Reviewing the last entry, the behavior of the two parallel structures on the right could be obtuse. Basically, each state owns a section of these arrays as delimited by begEdge and endEdge. Each row within that range contains a character and the state to go to if we see that character.
That's nice and compact. However, it does constitute a linear scan which could be relatively slow. It's probably immeasuable in any real case. Be that as it may, if the lexer needed to be faster we could replace the parallel edge and dest arrays, as well as the begEdge and endEdge arrays, with a gawd-awful sparse matrix. It would take up more space and probably not be very i18n-able. However, we'd be able to generate tokens about as fast as it could be done.
The table would be a nx256 int array where n is the number of states in the lexer. The 256 ints for a state would represent the transitions possible. The ASCII value of the input character would be an index into this array. The result would be the next state.

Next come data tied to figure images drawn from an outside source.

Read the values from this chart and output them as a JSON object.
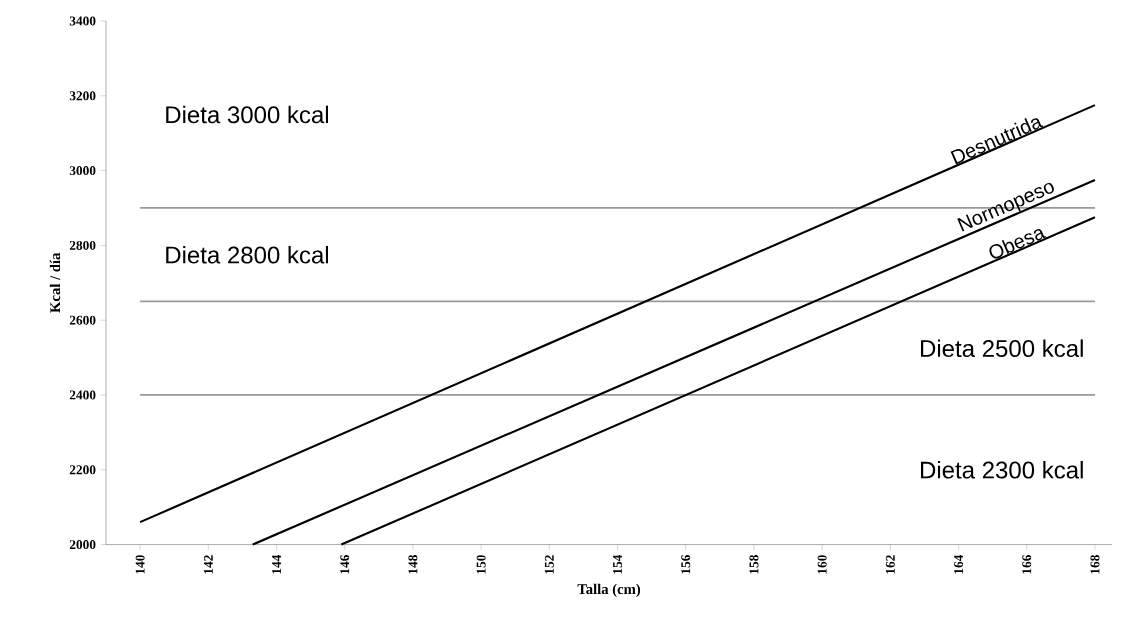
{
  "chart_data": {
    "type": "line",
    "xlabel": "Talla (cm)",
    "ylabel": "Kcal / día",
    "xlim": [
      139,
      168.5
    ],
    "ylim": [
      2000,
      3400
    ],
    "xticks": [
      140,
      142,
      144,
      146,
      148,
      150,
      152,
      154,
      156,
      158,
      160,
      162,
      164,
      166,
      168
    ],
    "yticks": [
      2000,
      2200,
      2400,
      2600,
      2800,
      3000,
      3200,
      3400
    ],
    "line_style": "solid",
    "series": [
      {
        "name": "Desnutrida",
        "color": "#000000",
        "x": [
          140,
          168
        ],
        "values": [
          2060,
          3175
        ]
      },
      {
        "name": "Normopeso",
        "color": "#000000",
        "x": [
          143.3,
          168
        ],
        "values": [
          2000,
          2975
        ]
      },
      {
        "name": "Obesa",
        "color": "#000000",
        "x": [
          145.9,
          168
        ],
        "values": [
          2000,
          2875
        ]
      }
    ],
    "ref_lines": [
      {
        "axis": "y",
        "value": 2900,
        "color": "#999999"
      },
      {
        "axis": "y",
        "value": 2650,
        "color": "#999999"
      },
      {
        "axis": "y",
        "value": 2400,
        "color": "#999999"
      }
    ],
    "annotations": [
      "Dieta 3000 kcal",
      "Dieta 2800 kcal",
      "Dieta 2500 kcal",
      "Dieta 2300 kcal"
    ]
  }
}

nextState = 0; // start state
while(nextState != -1)
input = getInput();
state = nextState;
nextState = sparse[state][input];
// 'state' is where we finished, and 'input' would
// be the unaccepted character that we'd re-ingest
// next time.
Not a lot of code there...
Another option is to go the other way, and say all this array stuff is rubbish. The lexer would include normal classes which we'd instanciate the first time the lexer was used. We could replace the four parallel arrays with a simple class and the two parallel edge arrays with a Map. Instead of having state IDs or Token IDs, etc, we'd use references to instances in our classes.